Dann, am anderen Spreeufer: das Berliner Ensemble. Bert Brechts Theater, in dessen Kassenraum eine junge Frau vergeblich versucht, Karten für, ja: ein Musical zu bekommen, das rasend erfolgreiche „Leonce und Lena“ von Wilson/Grönemeyer. Direkt neben dem BE, wo einst der alte Friedrichstadtpalast stand, ist ein Bauzaun mit Werbepostern beklebt; dies ist ein allerdings sichtbarer Unterschied zum New Yorker Broadway: geworben wird hier nicht mit Leuchtreklamen, sondern klassisch mit Plakaten. Zum Deutschen Theater in der Schumannstraße: den Schiffbauerdamm entlang, wo zwischen „Ganymed“ und „Ständiger Vertretung“ sich die Restaurants reihen, und die Albrechtstraße hinauf, wo das mittlerweile genauso ist. Die gastronomische Infrastruktur also ist da; an der Ecke Reinhardtstraße gibt’s auch bereits den klassischen New Yorker Imbiss: Bagels. Die Straße hinab sieht man schon die Glasmosaike des Friedrichstadtpalastes in der Sonne funkeln, an dessen Kasse man später einen Schwaben 25 Tickets für die Revue kaufen hört. Im Keller hat sich vor ein paar Monaten der „Quatsch Comedy Club“ angesiedelt, nachdem er in Hamburg lange nach einem Raum gesucht hatte, und um die Ecke in der Johannisstraße ist die „Kalkscheune“, ein Musik-Club, inzwischen schon eingesessen.
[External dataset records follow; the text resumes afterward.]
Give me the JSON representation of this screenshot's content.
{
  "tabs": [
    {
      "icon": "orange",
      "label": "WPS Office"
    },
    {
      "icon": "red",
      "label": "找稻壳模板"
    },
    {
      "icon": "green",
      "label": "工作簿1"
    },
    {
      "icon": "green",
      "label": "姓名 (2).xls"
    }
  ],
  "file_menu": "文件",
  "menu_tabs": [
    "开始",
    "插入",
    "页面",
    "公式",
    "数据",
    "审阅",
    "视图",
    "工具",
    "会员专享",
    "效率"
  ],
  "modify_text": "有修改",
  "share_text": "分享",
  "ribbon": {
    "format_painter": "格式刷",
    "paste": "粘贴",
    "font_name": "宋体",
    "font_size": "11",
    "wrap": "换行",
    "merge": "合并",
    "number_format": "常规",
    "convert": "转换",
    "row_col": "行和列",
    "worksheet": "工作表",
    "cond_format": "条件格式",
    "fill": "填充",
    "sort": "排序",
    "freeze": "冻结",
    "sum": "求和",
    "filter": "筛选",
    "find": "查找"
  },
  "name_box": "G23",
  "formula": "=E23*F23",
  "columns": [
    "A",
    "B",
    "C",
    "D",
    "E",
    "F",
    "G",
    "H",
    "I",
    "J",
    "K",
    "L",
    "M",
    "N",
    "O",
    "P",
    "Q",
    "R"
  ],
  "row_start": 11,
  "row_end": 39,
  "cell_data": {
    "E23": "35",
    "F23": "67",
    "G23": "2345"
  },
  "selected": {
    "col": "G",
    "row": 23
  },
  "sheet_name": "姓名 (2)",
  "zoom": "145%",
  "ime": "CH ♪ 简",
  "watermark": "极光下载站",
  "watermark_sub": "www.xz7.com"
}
Schließlich das „Tacheles“. Mit Kino, Konzert- oder Theaterbühne, Ateliers. Und Ort eines weiteren Jagdfeld-Projekts: Das Quartier am Tacheles soll um das Kunsthaus herum entstehen, ein Wohn- und Geschäftsviertel für 400 Millionen Euro. Eines der Gebäude soll „Flat Iron“ heißen. Wie sein Vorbild in New York – am echten Broadway.